5. How long does it take for symptoms to appear?
The incubation period is typically 2–3 weeks, though it can range from 10 days to several months.
6. Do the skin lesions of Verruga Peruana leave scars?
Yes, the larger mular lesions often leave permanent scarring or skin discoloration after they heal, especially if they become ulcerated or infected.
7. Is there a vaccine for Bartonellosis?
Currently, there is no commercially available vaccine for Bartonella bacilliformis. Prevention relies on vector control and personal protection against sandfly bites.
8. Can I use penicillin to treat this disease?
No. B. bacilliformis is generally resistant to penicillin. Ciprofloxacin and Chloramphenicol are the standard clinical recommendations.

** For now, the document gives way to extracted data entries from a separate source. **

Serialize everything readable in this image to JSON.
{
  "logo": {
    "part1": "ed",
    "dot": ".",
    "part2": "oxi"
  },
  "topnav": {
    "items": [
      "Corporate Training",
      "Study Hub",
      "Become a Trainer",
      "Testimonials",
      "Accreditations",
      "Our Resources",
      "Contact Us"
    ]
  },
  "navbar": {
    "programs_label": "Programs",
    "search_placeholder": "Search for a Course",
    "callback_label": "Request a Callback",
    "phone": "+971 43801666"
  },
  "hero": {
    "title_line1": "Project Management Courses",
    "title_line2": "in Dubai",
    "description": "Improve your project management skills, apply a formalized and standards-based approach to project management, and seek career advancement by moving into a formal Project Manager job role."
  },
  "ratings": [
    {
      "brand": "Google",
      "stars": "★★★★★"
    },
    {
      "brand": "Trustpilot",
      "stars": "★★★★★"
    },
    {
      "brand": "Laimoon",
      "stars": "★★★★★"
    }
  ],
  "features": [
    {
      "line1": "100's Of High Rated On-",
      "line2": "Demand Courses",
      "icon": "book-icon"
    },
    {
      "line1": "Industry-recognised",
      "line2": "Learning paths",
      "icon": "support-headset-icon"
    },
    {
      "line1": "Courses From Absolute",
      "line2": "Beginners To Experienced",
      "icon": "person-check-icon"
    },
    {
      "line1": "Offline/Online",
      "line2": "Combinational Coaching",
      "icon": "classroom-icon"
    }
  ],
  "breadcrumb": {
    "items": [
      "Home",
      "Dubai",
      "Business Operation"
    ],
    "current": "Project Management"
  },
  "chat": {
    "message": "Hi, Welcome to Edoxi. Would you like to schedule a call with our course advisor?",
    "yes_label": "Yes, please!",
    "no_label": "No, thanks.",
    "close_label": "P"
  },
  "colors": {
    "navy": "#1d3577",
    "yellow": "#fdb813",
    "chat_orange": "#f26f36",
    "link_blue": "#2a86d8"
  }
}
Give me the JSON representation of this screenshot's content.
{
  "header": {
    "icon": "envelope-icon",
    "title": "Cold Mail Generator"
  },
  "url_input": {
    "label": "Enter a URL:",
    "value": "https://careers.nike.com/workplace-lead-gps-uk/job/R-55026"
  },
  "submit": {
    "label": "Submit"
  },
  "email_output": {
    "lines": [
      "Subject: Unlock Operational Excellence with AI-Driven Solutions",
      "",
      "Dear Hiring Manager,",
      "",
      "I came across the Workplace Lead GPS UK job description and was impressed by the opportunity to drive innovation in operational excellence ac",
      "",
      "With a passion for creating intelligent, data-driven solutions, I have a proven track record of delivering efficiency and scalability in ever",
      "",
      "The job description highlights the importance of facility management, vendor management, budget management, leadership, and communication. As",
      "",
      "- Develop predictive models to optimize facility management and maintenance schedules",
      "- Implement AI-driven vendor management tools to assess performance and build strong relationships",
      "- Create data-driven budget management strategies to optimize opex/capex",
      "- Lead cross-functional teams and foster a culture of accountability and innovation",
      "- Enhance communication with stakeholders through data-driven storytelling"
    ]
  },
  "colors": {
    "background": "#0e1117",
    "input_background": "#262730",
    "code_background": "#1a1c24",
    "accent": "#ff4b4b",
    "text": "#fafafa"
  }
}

9. How do I prevent sandfly bites?
Use insect repellents containing DEET, wear long-sleeved clothing during dawn and dusk (when sandflies are most active), and utilize fine-mesh bed nets.
10. Does having the disease once provide immunity?
Partial immunity is developed after exposure, but re-infection is possible, particularly if the patient moves between different endemic valleys where different strains may exist.
8. Long-term Prognosis
The prognosis for treated patients is generally excellent. With timely antibiotic intervention, the severe hemolytic anemia of the acute phase can be reversed. In the chronic phase, the skin lesions typically regress with appropriate antibiotic therapy, although cosmetic scarring may persist. If left untreated, the acute phase carries a mortality rate of up to 40–80%, making early clinical recognition and public health surveillance in endemic regions vital.
Patients who recover from the acute phase are often monitored for the subsequent development of the chronic eruptive phase, ensuring that any emerging vascular lesions are managed promptly to prevent secondary bacterial infection or excessive bleeding.